The initiative is open for legal residents of the USA, the UK, Mexico, Brazil, Germany, France, India, Italy and Japan who already have a job they can do remotely during their stay on the island, are fully vaccinated and speak English. You need to be 18 years or older and not an employee of any of the involved companies and NGOs. They are looking for a wide range of skillsets so they will be considering a variety of applicants from all fields.

3 applicants from each of the above listed countries will be chosen and will be contacted for an interview, then 1 candidate will be chosen from each country. The applicants have to be ready to be in Chile from 2 March in order to have a 7-day quarantine period before they head to the island for another 3 days of quarantine.


The island

Robinson Crusoe is one of the remotest islands on the planet. It was home to a Scottish sailor whose story is believed to have inspired, at least partially, Daniel Dafoe’s Robinson Crusoe. The island has about 900 residents.

The island’s ecosystem is rich in plants, birds and wildlife; in fact, it has one of the highest densities of unique plant species; however, it is battling plastic pollution and extinction of species.

The inhabitants of the islands are aiming for a future where the beauty of their remote island is shared with the world through eco-responsible tourism. For that, they need to do some developments as well as apply and maintain sustainable practices on their island. The volunteers in their 20 hours weekly dedicated to the island, can help with any of these development and preservation projects.


How can I apply?

If you fit the criteria, you can fill the online application until 31 December. If you are shortlisted for an interview you will be contacted between 17 and 21 January, and the interviews will be conducted between 24 and 27 January.

You will need to arrange for your own visa; as the package includes only, air travel from the nearest major airport to your home from Santiago, Chile as well as the flight from Santiago to the island. Accommodation is also included, during both quarantine periods and the volunteering period on the island. Every volunteer will also receive a Lenovo branded hardware worth more than $500.

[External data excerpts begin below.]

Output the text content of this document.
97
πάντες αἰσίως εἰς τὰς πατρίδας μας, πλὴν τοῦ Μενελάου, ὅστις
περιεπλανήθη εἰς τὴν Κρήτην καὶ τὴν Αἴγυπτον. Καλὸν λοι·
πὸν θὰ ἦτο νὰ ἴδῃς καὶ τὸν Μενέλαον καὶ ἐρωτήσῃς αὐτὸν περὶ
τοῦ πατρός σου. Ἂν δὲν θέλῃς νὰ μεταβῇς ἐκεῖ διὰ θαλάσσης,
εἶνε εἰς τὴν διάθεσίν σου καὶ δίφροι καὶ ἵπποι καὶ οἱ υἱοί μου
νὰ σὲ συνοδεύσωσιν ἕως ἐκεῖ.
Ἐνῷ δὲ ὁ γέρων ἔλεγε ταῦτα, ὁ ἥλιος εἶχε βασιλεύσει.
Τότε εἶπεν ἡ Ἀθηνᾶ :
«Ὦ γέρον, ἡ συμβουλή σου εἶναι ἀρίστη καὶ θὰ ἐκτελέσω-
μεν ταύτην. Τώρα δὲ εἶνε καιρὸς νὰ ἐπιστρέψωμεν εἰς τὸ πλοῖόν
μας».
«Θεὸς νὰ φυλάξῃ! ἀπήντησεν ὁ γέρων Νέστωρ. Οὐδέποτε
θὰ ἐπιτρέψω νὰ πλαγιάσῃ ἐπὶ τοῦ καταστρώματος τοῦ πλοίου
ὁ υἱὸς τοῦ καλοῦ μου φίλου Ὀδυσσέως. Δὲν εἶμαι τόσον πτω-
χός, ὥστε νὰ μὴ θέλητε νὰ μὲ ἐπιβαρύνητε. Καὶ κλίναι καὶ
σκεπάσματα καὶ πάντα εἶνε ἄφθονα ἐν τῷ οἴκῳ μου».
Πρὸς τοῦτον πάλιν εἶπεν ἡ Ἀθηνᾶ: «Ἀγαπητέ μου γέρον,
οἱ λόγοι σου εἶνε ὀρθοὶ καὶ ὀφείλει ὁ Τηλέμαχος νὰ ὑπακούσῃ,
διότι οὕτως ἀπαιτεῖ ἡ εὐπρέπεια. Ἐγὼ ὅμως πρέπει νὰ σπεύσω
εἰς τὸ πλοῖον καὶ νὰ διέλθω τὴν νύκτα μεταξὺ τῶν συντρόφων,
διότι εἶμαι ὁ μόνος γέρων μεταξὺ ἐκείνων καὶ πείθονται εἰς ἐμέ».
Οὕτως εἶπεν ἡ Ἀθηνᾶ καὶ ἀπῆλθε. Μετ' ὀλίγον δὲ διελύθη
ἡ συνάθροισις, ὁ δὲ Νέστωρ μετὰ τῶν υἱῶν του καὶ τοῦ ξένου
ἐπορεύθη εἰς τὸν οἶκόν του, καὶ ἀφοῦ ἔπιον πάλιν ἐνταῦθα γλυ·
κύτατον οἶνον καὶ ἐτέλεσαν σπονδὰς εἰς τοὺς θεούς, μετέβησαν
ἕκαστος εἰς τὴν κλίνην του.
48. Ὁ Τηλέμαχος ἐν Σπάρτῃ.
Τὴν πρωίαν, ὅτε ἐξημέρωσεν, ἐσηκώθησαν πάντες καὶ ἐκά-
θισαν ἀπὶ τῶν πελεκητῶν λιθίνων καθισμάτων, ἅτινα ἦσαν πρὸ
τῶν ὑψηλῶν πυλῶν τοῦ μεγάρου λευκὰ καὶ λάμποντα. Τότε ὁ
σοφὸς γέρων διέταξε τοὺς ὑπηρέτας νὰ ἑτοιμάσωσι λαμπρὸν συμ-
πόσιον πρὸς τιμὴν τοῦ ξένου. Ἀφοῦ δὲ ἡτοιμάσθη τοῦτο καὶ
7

If you are chosen, you will be expected to pack for all seasons; even though this is the best time on the island with temperature around 20 degrees, the weather changes quite often. You will be allocated a room in a shared house with the other volunteers in one of three locations on the island.

You will also be free to schedule your volunteering hours, as breaks from work, on the weekends, before of after your job, it’s up to you.

Would you like to live on a remote island and help the local community?